I was wondering if anyone has any good advice as to whether they
will go better in a gold or a silver setting? Since they are not
round would I have trouble finding a commercial setting for them?
Would it be a lot of trouble building an 8 sided setting from
Any advice would be greatly appreciated.
You should not have a problem setting these in a 4-prong
commercial head that you can buy in either sterling, white gold,
or yellow gold. You would just solder the head on the piece and
then set thw stone.
Choice of sterling or gold is an aesthetic choice. It should
match the metal of whatever the underlying piece is.
Dear Mr. Peterson: Personally I feel the ice blue, would look
best in fine silver. The white one in gold. Or a combination of
gold, yellow & white, if your planning to make a set, i.e.,
earrings and pendant. Interestingly enough, I happen to be
particularly enamored of this stone.
Please contact me. marcea email@example.com
Hiya Peter, Well…about your Sapphires…I dont’ know if i’m a
lil late on this cause i was away…but you shouldn’t have any
problem with a commerical setting…depending on what style
you want. Octagon cuts usually fit into regualar round
settings…at least from my opinion…I just had a pair of
octagon peridots set. Good luck finding your setting
I was wondering if anyone has any good advice as to whether
they will go better in a gold or a silver setting? Since they
are not round would I have trouble finding a commercial
setting for them?
Peter: I think the yellow vs. white is a preference thing. Since
they are octagons they should go OK into a four prong setting
for a 3.5mm round. You should be able to find something like
that around at a large wax pattern place.
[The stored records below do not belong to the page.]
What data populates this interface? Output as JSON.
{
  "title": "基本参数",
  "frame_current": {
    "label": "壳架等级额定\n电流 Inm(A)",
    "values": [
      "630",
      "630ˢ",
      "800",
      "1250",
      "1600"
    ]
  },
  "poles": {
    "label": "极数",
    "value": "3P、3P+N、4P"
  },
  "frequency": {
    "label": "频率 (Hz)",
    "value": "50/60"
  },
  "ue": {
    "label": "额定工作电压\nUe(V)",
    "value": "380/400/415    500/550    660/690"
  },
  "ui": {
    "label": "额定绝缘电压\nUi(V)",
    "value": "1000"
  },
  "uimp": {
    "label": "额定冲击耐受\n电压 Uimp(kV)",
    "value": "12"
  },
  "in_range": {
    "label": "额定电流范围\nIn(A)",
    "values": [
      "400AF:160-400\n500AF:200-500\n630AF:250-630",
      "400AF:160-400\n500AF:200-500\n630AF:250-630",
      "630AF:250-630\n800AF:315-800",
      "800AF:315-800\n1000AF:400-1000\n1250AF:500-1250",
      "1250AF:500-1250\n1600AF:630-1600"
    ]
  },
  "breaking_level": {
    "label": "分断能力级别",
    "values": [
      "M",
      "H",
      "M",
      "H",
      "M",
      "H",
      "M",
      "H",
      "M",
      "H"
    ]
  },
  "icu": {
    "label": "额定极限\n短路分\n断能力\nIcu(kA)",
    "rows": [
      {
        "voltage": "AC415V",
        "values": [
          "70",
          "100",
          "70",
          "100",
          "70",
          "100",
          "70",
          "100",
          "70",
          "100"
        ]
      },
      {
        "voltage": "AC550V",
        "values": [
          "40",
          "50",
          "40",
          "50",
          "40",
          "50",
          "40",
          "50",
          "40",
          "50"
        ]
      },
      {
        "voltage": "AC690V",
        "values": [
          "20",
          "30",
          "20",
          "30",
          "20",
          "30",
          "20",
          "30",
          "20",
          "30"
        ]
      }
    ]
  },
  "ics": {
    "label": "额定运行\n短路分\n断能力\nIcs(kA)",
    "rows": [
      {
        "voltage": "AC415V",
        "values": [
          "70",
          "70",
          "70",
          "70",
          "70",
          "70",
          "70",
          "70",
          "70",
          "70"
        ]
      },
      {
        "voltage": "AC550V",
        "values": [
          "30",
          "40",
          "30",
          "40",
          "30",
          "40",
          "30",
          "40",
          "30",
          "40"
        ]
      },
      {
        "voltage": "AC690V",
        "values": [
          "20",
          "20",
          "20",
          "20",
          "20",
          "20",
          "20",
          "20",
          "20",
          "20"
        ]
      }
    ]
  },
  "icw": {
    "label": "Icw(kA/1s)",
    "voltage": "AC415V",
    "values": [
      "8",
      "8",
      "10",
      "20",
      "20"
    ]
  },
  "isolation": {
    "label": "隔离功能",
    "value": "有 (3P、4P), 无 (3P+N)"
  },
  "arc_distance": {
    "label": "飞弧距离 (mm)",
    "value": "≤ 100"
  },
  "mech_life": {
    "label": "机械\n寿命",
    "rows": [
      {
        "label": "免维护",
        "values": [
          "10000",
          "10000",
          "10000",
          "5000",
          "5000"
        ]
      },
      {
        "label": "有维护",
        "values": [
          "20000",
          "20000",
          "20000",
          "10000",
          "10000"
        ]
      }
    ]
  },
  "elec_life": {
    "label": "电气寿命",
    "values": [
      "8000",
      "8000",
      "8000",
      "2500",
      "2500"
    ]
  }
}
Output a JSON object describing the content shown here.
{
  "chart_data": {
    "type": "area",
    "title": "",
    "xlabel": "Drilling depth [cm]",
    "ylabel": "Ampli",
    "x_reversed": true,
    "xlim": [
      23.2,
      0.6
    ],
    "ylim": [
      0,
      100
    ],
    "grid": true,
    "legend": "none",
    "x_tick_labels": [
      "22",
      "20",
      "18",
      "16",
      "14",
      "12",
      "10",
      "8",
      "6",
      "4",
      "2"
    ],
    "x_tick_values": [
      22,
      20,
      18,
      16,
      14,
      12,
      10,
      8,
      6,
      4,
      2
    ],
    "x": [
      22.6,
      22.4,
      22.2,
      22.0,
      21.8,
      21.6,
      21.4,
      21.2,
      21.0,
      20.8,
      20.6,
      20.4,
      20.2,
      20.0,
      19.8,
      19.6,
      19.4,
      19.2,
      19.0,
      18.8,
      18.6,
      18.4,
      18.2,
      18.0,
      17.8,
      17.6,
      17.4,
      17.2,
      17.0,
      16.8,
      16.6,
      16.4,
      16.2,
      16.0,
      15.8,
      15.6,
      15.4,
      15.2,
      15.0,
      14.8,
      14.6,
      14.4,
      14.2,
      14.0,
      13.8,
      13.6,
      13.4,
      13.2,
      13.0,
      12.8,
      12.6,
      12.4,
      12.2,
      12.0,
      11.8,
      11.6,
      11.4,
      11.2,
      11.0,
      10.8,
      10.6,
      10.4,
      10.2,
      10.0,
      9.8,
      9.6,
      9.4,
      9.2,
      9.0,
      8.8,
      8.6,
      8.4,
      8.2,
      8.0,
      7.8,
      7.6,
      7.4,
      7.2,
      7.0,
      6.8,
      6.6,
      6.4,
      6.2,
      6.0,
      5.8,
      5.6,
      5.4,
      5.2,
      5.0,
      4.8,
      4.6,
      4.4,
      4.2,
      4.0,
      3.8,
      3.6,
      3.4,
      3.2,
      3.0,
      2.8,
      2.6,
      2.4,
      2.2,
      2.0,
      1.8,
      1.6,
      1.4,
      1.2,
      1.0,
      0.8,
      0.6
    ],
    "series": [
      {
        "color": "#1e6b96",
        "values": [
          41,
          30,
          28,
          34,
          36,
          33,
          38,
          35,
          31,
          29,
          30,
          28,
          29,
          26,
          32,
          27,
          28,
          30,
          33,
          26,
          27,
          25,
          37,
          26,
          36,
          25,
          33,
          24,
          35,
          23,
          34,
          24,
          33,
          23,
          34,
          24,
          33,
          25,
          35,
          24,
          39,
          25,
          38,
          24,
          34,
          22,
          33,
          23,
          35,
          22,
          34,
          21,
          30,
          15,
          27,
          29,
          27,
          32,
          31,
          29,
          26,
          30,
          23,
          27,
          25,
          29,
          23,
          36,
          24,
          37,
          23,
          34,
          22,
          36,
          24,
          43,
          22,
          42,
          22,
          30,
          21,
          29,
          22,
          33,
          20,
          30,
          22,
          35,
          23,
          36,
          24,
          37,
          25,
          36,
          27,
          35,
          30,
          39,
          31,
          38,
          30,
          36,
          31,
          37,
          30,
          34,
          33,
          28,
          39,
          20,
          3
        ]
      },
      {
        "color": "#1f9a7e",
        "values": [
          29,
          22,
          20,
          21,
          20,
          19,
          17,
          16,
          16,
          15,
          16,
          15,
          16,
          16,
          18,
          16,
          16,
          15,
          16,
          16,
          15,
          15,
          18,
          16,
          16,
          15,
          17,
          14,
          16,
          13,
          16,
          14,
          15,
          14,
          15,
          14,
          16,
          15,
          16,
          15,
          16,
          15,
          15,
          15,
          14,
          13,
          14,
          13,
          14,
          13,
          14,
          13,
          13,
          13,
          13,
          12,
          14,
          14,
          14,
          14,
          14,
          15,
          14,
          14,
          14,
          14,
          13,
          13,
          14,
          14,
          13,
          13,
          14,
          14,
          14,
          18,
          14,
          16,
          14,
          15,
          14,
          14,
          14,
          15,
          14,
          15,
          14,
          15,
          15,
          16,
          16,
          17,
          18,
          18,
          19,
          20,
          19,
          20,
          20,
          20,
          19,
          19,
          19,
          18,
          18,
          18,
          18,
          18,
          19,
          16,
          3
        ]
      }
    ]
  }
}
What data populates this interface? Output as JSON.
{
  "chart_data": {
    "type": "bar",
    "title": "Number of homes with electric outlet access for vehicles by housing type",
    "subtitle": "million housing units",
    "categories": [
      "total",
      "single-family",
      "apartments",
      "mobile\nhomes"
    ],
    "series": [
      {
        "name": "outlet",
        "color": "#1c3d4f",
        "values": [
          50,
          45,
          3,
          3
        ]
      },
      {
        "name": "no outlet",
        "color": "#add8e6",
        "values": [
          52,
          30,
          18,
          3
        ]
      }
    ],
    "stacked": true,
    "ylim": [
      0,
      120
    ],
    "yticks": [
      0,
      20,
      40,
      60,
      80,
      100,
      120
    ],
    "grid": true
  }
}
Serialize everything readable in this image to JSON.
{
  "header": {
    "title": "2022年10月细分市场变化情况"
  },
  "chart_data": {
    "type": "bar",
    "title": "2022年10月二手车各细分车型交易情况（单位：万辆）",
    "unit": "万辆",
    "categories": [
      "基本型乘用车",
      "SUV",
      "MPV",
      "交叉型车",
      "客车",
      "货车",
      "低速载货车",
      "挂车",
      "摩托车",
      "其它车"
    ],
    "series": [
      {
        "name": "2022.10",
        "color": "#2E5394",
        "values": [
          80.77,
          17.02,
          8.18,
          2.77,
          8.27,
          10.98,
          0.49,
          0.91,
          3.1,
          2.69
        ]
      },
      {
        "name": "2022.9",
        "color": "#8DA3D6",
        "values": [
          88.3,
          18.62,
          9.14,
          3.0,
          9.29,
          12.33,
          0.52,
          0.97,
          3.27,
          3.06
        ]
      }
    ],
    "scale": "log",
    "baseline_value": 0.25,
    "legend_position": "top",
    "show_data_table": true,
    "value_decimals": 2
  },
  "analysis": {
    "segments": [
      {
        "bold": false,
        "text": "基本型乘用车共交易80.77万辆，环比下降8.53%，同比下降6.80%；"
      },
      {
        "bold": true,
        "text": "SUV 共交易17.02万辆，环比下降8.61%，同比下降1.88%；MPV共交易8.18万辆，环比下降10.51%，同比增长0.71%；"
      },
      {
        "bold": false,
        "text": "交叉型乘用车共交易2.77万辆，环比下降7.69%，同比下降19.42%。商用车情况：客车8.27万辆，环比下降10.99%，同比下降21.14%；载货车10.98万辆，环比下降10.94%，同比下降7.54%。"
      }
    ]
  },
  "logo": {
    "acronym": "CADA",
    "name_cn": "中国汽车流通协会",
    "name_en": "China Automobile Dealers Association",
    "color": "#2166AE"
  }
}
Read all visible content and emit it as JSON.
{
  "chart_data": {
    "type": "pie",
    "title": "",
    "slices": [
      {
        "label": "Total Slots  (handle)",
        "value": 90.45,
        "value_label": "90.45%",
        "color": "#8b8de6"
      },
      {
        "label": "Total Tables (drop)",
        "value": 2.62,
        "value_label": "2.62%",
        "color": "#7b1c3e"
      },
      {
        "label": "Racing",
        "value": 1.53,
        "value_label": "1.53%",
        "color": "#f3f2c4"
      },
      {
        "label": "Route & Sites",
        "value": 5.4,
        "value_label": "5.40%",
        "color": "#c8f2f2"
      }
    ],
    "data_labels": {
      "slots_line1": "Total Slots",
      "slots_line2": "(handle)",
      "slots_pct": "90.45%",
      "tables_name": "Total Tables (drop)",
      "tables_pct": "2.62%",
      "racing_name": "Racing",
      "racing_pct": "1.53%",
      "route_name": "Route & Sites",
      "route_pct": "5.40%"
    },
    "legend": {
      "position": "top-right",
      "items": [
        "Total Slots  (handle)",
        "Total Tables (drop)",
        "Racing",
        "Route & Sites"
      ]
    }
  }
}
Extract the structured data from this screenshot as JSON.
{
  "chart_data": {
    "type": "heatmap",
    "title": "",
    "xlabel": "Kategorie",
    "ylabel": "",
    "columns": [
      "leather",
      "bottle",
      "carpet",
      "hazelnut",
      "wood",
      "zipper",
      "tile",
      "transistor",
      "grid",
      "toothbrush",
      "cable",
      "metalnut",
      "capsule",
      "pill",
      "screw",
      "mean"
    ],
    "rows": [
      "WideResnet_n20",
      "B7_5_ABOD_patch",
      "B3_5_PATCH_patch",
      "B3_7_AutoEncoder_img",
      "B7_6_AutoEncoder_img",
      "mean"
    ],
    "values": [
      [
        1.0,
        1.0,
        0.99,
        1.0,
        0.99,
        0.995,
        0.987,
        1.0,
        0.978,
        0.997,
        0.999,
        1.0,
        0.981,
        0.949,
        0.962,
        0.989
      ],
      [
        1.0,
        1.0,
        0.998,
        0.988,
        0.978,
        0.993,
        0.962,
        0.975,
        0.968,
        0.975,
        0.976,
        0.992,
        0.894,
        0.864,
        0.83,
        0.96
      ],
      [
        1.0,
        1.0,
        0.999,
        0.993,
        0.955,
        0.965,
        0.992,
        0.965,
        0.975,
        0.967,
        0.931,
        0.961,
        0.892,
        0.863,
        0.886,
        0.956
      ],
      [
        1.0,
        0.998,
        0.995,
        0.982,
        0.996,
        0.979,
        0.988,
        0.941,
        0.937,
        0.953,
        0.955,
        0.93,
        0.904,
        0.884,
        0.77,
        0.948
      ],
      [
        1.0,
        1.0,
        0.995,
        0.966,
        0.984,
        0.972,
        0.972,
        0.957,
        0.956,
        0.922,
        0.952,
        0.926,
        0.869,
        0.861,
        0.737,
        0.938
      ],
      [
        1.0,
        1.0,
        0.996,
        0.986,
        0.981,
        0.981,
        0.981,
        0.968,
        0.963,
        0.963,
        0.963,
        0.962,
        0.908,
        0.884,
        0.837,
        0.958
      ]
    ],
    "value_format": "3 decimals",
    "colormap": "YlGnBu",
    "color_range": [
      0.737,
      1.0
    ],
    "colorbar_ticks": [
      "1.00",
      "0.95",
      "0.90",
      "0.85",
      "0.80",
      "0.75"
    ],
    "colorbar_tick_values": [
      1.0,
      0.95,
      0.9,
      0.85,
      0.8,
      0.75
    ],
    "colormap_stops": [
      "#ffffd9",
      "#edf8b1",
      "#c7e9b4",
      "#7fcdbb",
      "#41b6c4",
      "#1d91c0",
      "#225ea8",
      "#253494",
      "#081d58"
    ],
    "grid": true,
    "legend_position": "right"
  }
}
I might choose to set the bluish ones in yellow to enhance their
color, give it more depth. I would also set the clear one in
white. As far as settings go, one of the simplest ways I can
think of, if the equipment is available, would be to melt a
little wax, and push the stone in. Once the wax has hardened you
can file away and make your minor adjustments, cast, and viola!
have a bezel. You also might try carving your entire piece, and
then cast with your stone in place, but this is not a process I
am as familiar with, but there seems to be a lot of information
on it available in the archives. Good luck, Alicia Arnold.